The court then heard a letter Turner had written to Mr Jose’s family in which he apologised for what had happened.

It said: “I understand no words can bring him back, excuse my behaviour or take your pain away.

“I think about Mr Jose and his family every day, and I was devastated to hear he had passed away.”

The court also heard of a series of previous offences, including assault occasioning actual bodily harm when he and a friend attempted to mug a man at Brentwood Rail Station in December 2013.

On that occasion Turner had again pleaded guilty to punching and kicking a man on the floor.

He had also been on bail from Basildon Crown Court at the time of Mr Jose’s death in relation to drugs offences.

Defending Turner, Michael Ivers QC insisted events that night had gained momentum so rapidly they had quickly tumbled out of control, and that the 23-year-old had never intended to kill.

Going back to the moment an argument broke out between Mrs Jose and the two girls, he said: “The defendant hadn’t sought to assault anybody, or argue with anybody.

“He hadn’t said a single word and wasn’t seen to be egging anybody else on, nothing of the sort.

“He was a man who was about to get two young girls who were involved in an argument away, and trouble came to him.”
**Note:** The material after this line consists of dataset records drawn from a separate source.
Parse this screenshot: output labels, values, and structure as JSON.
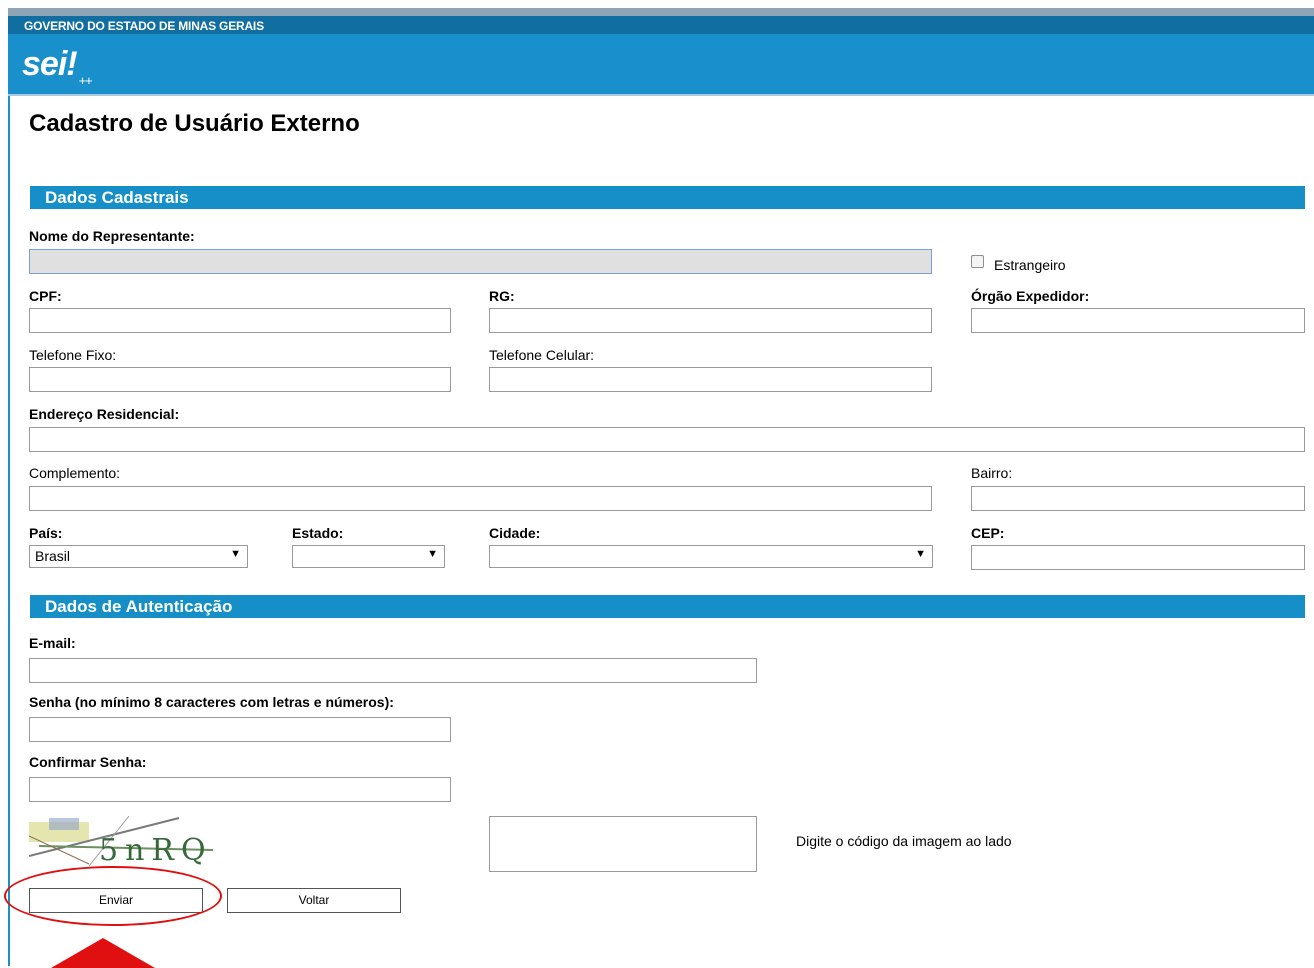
{
  "header": {
    "gov_title": "GOVERNO DO ESTADO DE MINAS GERAIS",
    "logo_text": "sei!",
    "logo_suffix": "++"
  },
  "page_title": "Cadastro de Usuário Externo",
  "dados_cadastrais": {
    "section_title": "Dados Cadastrais",
    "nome_label": "Nome do Representante:",
    "nome_value": "",
    "estrangeiro_label": "Estrangeiro",
    "cpf_label": "CPF:",
    "rg_label": "RG:",
    "orgao_label": "Órgão Expedidor:",
    "tel_fixo_label": "Telefone Fixo:",
    "tel_cel_label": "Telefone Celular:",
    "endereco_label": "Endereço Residencial:",
    "complemento_label": "Complemento:",
    "bairro_label": "Bairro:",
    "pais_label": "País:",
    "pais_value": "Brasil",
    "estado_label": "Estado:",
    "estado_value": "",
    "cidade_label": "Cidade:",
    "cidade_value": "",
    "cep_label": "CEP:"
  },
  "dados_autenticacao": {
    "section_title": "Dados de Autenticação",
    "email_label": "E-mail:",
    "senha_label": "Senha (no mínimo 8 caracteres com letras e números):",
    "confirmar_label": "Confirmar Senha:",
    "captcha_text": "5nRQ",
    "captcha_hint": "Digite o código da imagem ao lado"
  },
  "buttons": {
    "enviar": "Enviar",
    "voltar": "Voltar"
  },
  "annotation_color": "#e01010",
  "accent_color": "#168fc9"
}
When pressed by the judge on why Turner delivered the final kick while Mr Jose was unconscious, Mr Ivers stressed that Turner had already pleaded guilty to manslaughter.

He went on: “In a split second, he used too much force in a situation where he had been defending himself.

“He accepts in that moment he used too much force, and look at where it’s led to.”

Turner was also sentenced to 2 months’ imprisonment for one count of possession of a Class A drug and six months for a count of possession with intent to supply Class B. These sentences will run concurrently.

Mrs Jose was heard to describe the sentence as “a joke” as she left the courtroom.